The following review of mine appeared in Metro, December 2010. You can read my review of Simon Gault's new restaurant Fish in the latest issue, out Monday 26 September.
Dallow’s is a fine-dining restaurant housed
entirely inside mega-bar Sale St. You could be forgiven if you wondered why
someone would launch an upmarket restaurant inside a massive, cranking
nightspot. I’ve eaten there twice and I’m still wondering.
Chef Nick Honeyman’s menu is imaginative
and ambitious, but his food has to fight very hard for your attention. The
biggest distraction is bar noise, which is a big, big deal on a Friday night,
with the only protection against it a tall, thick curtain separating diners
from drinkers.
Surprisingly enough, when you’re trying to
conceal the combined sound of 300 men exaggerating the importance of their jobs
while their dates sing along to the Black Eyed Peas, a heavy set of drapes
doesn’t quite cut it.
Or fixing the lock on the toilet door,
which was clearly busted on my first visit and still hadn’t been fixed 10 days
later. Maybe they want their guests to walk in on each other.
The food is mostly very good. Honeyman’s
modern French menu has five entrées and five mains, but there are so many
interesting moments within it that you’d be well advised to take advantage of
his “surprise degustation”.
At $60 for five complicated courses and $40
for some excellent wine matching, it’s difficult to see how he makes money out
of it, but of course that’s not your problem.
According to our maitre d’, the degustation
is priced accessibly because that’s how the chef would most like us to enjoy
his food. Unfortunately, on my first visit the existence of a degustation was
not explained until I was paying the bill, although there was a short apology
that no one had mentioned it earlier.
So I got it next time. It starts with cured
Atlantic salmon, served with grapefruit, pomegranate, blood orange foam and
baby fennel, all of which punch hard on the tastebuds, making for a long
mouthful in which melting slivers of salmon burst with different spikes of
flavour — sour, sweet citrus, tart, and aniseed.

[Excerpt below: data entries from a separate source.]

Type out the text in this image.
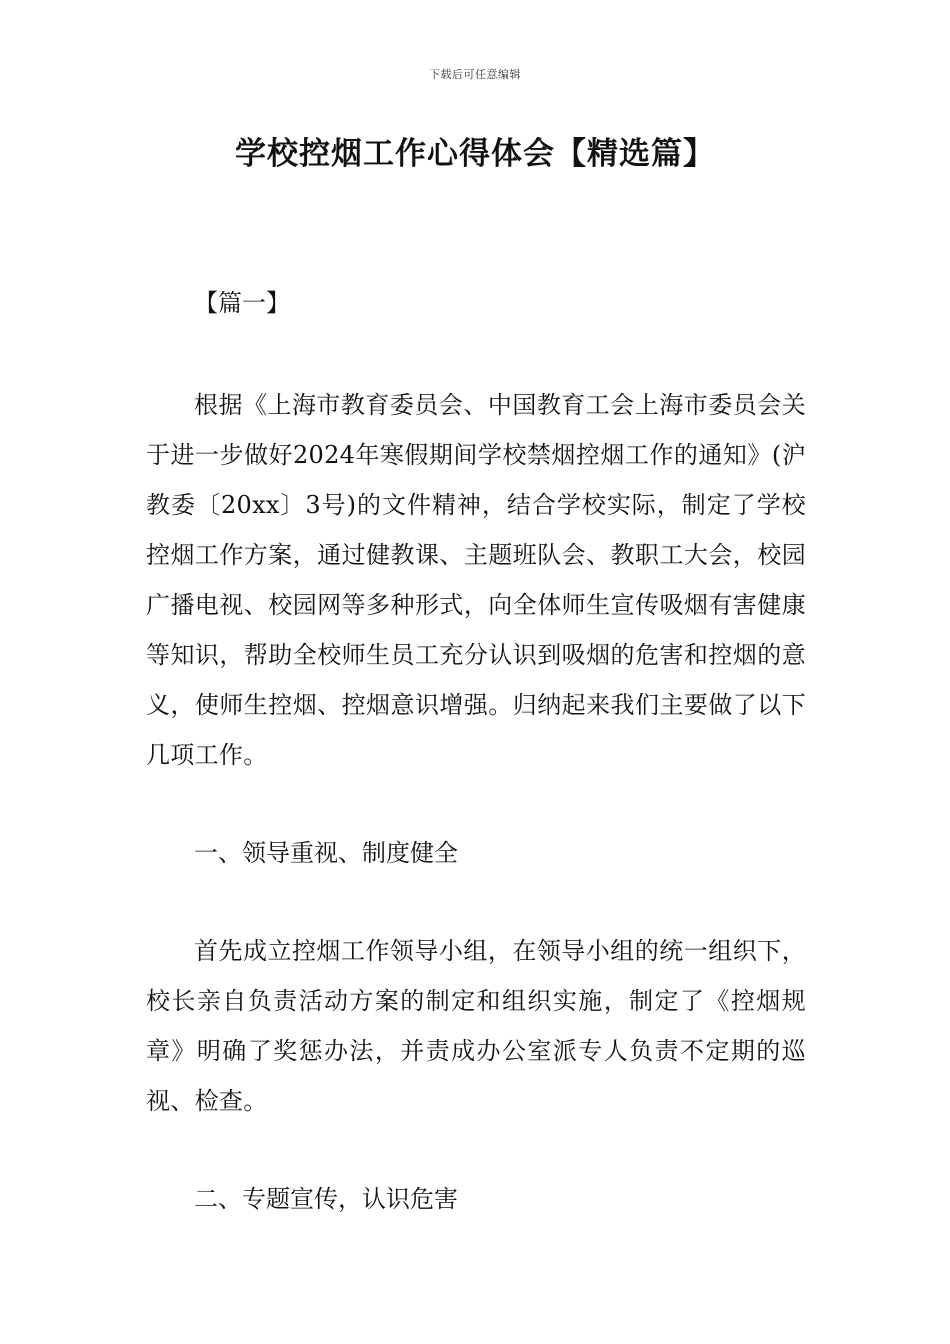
下载后可任意编辑
学校控烟工作心得体会【精选篇】

【篇一】

根据《上海市教育委员会、中国教育工会上海市委员会关于进一步做好2024年寒假期间学校禁烟控烟工作的通知》(沪教委〔20xx〕3号)的文件精神，结合学校实际，制定了学校控烟工作方案，通过健教课、主题班队会、教职工大会，校园广播电视、校园网等多种形式，向全体师生宣传吸烟有害健康等知识，帮助全校师生员工充分认识到吸烟的危害和控烟的意义，使师生控烟、控烟意识增强。归纳起来我们主要做了以下几项工作。

一、领导重视、制度健全

首先成立控烟工作领导小组，在领导小组的统一组织下，校长亲自负责活动方案的制定和组织实施，制定了《控烟规章》明确了奖惩办法，并责成办公室派专人负责不定期的巡视、检查。

二、专题宣传，认识危害
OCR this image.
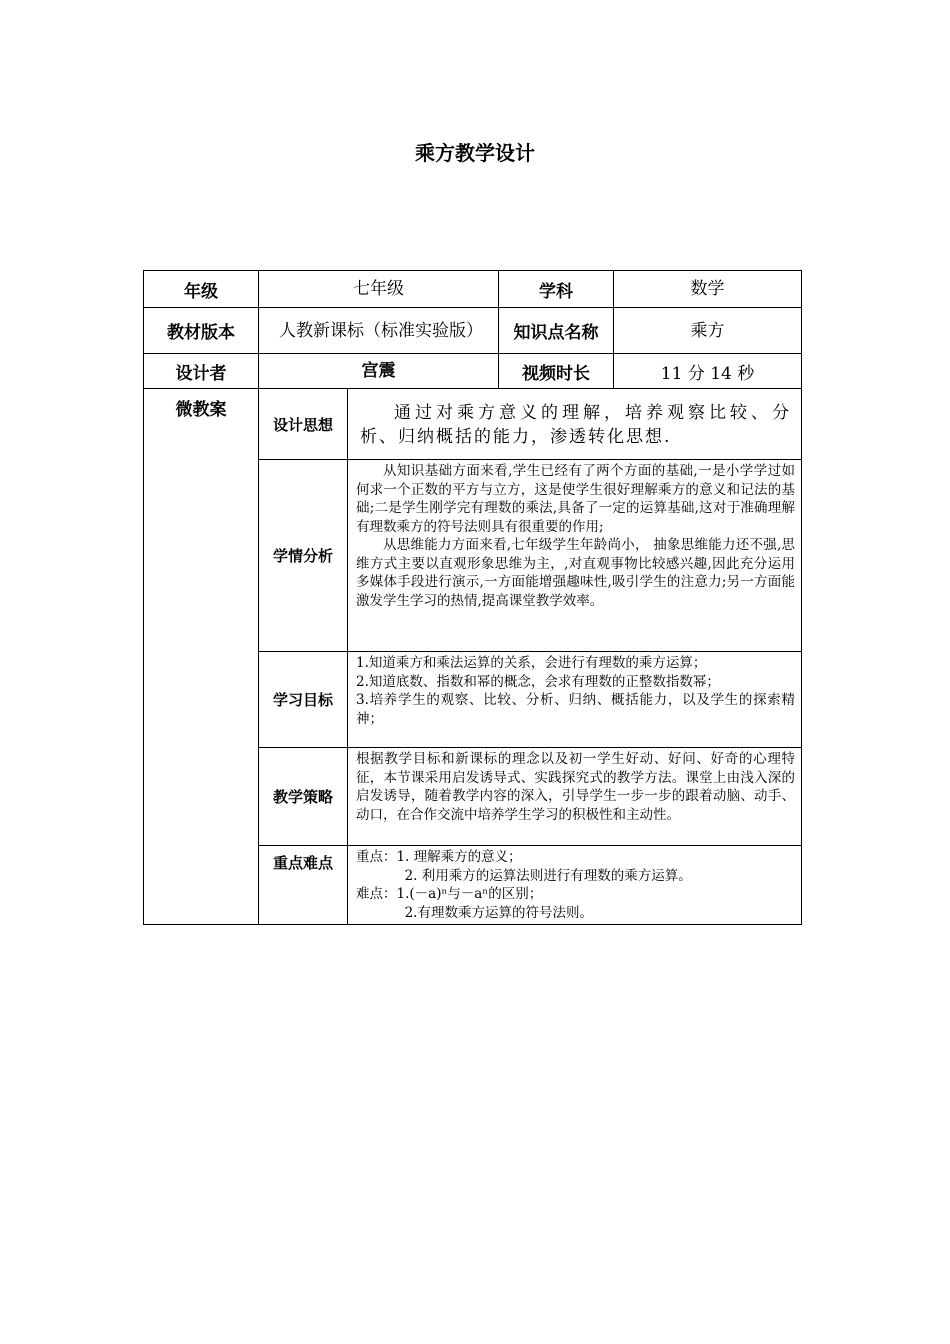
乘方教学设计
年级	七年级		学科	数学
教材版本	人教新课标（标准实验版）		知识点名称	乘方
设计者	宫震		视频时长	11 分 14 秒
微教案	设计思想	通过对乘方意义的理解，培养观察比较、分析、归纳概括的能力，渗透转化思想.		

	学情分析	从知识基础方面来看,学生已经有了两个方面的基础,一是小学学过如何求一个正数的平方与立方，这是使学生很好理解乘方的意义和记法的基础;二是学生刚学完有理数的乘法,具备了一定的运算基础,这对于准确理解有理数乘方的符号法则具有很重要的作用;

从思维能力方面来看,七年级学生年龄尚小， 抽象思维能力还不强,思维方式主要以直观形象思维为主，,对直观事物比较感兴趣,因此充分运用多媒体手段进行演示,一方面能增强趣味性,吸引学生的注意力;另一方面能激发学生学习的热情,提高课堂教学效率。		

	学习目标	1.知道乘方和乘法运算的关系，会进行有理数的乘方运算；

2.知道底数、指数和幂的概念，会求有理数的正整数指数幂；

3.培养学生的观察、比较、分析、归纳、概括能力，以及学生的探索精神；		

	教学策略	根据教学目标和新课标的理念以及初一学生好动、好问、好奇的心理特征，本节课采用启发诱导式、实践探究式的教学方法。课堂上由浅入深的启发诱导，随着教学内容的深入，引导学生一步一步的跟着动脑、动手、动口，在合作交流中培养学生学习的积极性和主动性。		

	重点难点	重点：1. 理解乘方的意义；

2. 利用乘方的运算法则进行有理数的乘方运算。

难点：1.(－a)ⁿ与－aⁿ的区别；

2.有理数乘方运算的符号法则。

Next came fatty, crunchy pork tails sitting
on butter-sautéed prawns, with apple and lychee providing sweet notes and
helping with the match, a delicious cold glass of Framingham Gewürztraminer.
That’s when Peter Gordon sat down for
dinner at the next table, and we started tasting a bit of kitchen panic. Fish
with escargot and fennel emulsion was badly overcooked — it had been fantastic
from the à la carte menu last time.
Beef assiette was an impressive dish, but
the small lean section of scotch fillet seemed a waste of a beautiful cut and
was shown up by the tasty piece of braised bavette next to it.
Desserts were unspectacular but nice enough
— most notably an off-menu roquefort and a white chocolate bavarois.
Dallow’s is ambitious, and the food
certainly has its moments. But who is the restaurant for? If you’re at home and
in the mood for fussy foams and emulsions, would you want to go eat them in a
nightclub? If you’re drinking at Sale St already, wouldn’t suggesting to your
friends that you all slip through the curtain for a quick degustation feel a
bit... intense?
Nick Honeyman is a chef with promise and
ability, but I fear he may be the right guy in the wrong place.